彼女の手が高く振り上げられ、ロイの頬めがけて平手打ちが飛んでこようとした、その瞬間。
取調べ室の扉が、激しく叩かれた。

はっとして振り向いた女性警官は、ち、と一つ舌打ちをして扉を開け、その向こうに消える。扉の向こうからは、暫く何事か激しく怒鳴りあう声が響いていたが、やがてぷつりとその声が途絶えて静かになり。
がちゃり、と扉を開けて入ってきたのは、先ほどまで取調べをしていた警官とは別の、年配の男性だった。彼はロイをちらりと見ると、わざとらしく咳払いをしながらドアを大きく開け放つ。
「…容疑は晴れた。釈放だ」


ロイが取調室を出ると、その場に居合わせた警官たちは、一様に白々しい表情をして視線を背けた。ぐるりと見回してみたが、ロイの取調べにあたっていた女性警官の姿はどこにも見えなかった。
妙に静まり返った警察署を後にしたロイは、何事もなかったかのように大通りを歩きはじめる。車の往来が激しい通りを少し歩き、薄汚れたわき道に入るとすぐに、数人の足音が響いてきた。背後からロイをガードするかのように取り巻いたのは、黒いサングラスで目元を隠した男たちだった。いずれもがっちりとした体躯にダークスーツを着込み、油断なく周囲に目を配っている。
ロイは、足を止めることもなく、真直ぐに前を向いたまま、面倒臭そうにぽつりと呟いた。
「タバコ」
一人の男がさっと煙草を手渡すと、ロイはそれを口に咥えた。即座に差し出されたライターに顔を近づけ、一息吸い込んでタバコに火を移すと、眉を顰めて深々と煙を吸い込む。
「…遅かったな」
「すいません。ちょっと別件で手間取りまして」
「別件? 何かあったのか」
「はい。…その件で、クイーンがお呼びです。車を手配しましたので、どうぞこちらに」

ふう、と白い煙を吐き出すと、ロイは吸殻を指先で弾き飛ばした。
クイーン・ローズライカ。孤児だった自分をストリートから拾い上げ、育ててくれた恩人ともいうべきその人は、この街一体を支配する、マフィアのボスだった。
硝煙の匂いの消えない男たちに先導され、道端に停められた車へと歩を進めながら、ロイは思う。

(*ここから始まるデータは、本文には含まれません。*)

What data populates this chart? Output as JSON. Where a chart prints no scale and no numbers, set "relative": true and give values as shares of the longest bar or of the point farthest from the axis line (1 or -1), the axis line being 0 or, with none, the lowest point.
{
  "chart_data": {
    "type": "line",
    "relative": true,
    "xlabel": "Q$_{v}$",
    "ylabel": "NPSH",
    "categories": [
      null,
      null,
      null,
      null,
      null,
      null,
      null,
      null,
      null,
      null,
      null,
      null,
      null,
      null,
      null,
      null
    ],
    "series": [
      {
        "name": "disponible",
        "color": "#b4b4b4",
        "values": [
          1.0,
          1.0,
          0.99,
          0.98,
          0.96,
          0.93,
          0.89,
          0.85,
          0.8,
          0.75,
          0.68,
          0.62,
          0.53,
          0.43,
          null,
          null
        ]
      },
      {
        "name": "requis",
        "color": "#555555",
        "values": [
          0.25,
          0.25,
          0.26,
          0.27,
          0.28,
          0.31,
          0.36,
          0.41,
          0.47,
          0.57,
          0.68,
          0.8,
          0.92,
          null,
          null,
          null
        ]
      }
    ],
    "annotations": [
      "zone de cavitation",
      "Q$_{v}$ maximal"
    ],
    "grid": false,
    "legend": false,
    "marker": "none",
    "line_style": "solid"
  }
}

…ガキの頃は、いつか、この裏通りから抜け出してやると思っていた。
だが、そんなのは子供じみたただの夢物語で。結局俺はこのまま、このくそったれた街以外の世界なんて知ることもなく生きて、そのうちヘマをやらかして、どこかのゴミ捨て場で野垂れ死ぬんだろうな。つまらねえ人生だ。

ロイが黒塗りの車に乗り込むと、バタンと扉が閉められた。座席に深くもたれながら、彼は一つ息を吐き出し、アイスブルーの目を閉じた。

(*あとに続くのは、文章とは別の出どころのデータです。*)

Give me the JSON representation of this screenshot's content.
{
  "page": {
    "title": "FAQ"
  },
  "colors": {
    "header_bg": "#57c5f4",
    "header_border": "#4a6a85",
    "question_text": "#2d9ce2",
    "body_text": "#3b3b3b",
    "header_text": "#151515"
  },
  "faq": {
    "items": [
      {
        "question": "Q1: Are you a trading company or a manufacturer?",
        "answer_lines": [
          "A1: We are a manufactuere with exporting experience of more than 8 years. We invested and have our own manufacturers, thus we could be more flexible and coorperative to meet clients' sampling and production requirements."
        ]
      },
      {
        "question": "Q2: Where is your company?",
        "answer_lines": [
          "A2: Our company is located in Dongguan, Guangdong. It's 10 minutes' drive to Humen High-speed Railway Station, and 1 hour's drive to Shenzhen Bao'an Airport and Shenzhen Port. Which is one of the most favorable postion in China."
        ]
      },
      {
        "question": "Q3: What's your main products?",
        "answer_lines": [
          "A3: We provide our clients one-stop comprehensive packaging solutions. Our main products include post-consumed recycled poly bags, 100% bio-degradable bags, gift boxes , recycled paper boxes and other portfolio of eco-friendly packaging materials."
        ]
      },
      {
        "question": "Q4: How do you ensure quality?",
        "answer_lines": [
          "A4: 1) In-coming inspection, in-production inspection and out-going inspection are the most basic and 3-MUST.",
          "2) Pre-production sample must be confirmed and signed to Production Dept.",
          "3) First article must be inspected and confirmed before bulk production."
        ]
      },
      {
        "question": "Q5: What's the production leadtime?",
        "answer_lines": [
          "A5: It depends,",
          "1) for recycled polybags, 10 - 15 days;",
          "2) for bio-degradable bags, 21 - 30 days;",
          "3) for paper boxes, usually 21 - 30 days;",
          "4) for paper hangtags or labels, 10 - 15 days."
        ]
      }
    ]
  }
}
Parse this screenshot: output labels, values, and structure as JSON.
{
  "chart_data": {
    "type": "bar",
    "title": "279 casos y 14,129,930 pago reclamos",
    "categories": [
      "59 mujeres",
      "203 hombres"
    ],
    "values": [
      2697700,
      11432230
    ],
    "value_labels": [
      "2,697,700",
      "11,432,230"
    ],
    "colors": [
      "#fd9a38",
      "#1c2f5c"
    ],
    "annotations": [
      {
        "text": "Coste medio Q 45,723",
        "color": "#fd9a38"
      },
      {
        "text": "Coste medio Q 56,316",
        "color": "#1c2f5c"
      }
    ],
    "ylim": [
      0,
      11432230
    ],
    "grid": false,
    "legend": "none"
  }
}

ロイの乗る車の横を、オレンジの袋を抱えたマリアージュが急ぎ足で通り過ぎていく。エンジンが掛けられ、すべるように走り出した車は、マリアージュが歩いていくのとは逆の方向へとロイを運び去っていく。



ロイ・ボカードとマリアージュ・バレンタイン。
まったく違う境遇に育ちながら、どこか似た雰囲気を持つこの二人は、今、それぞれの想いを抱えながらすれ違い、お互いの存在に気付くこともなく離れていく。

回り始めた運命の輪に導かれ、二人の進む道がもう一度交差するのは、ほんの少しだけ未来の話である。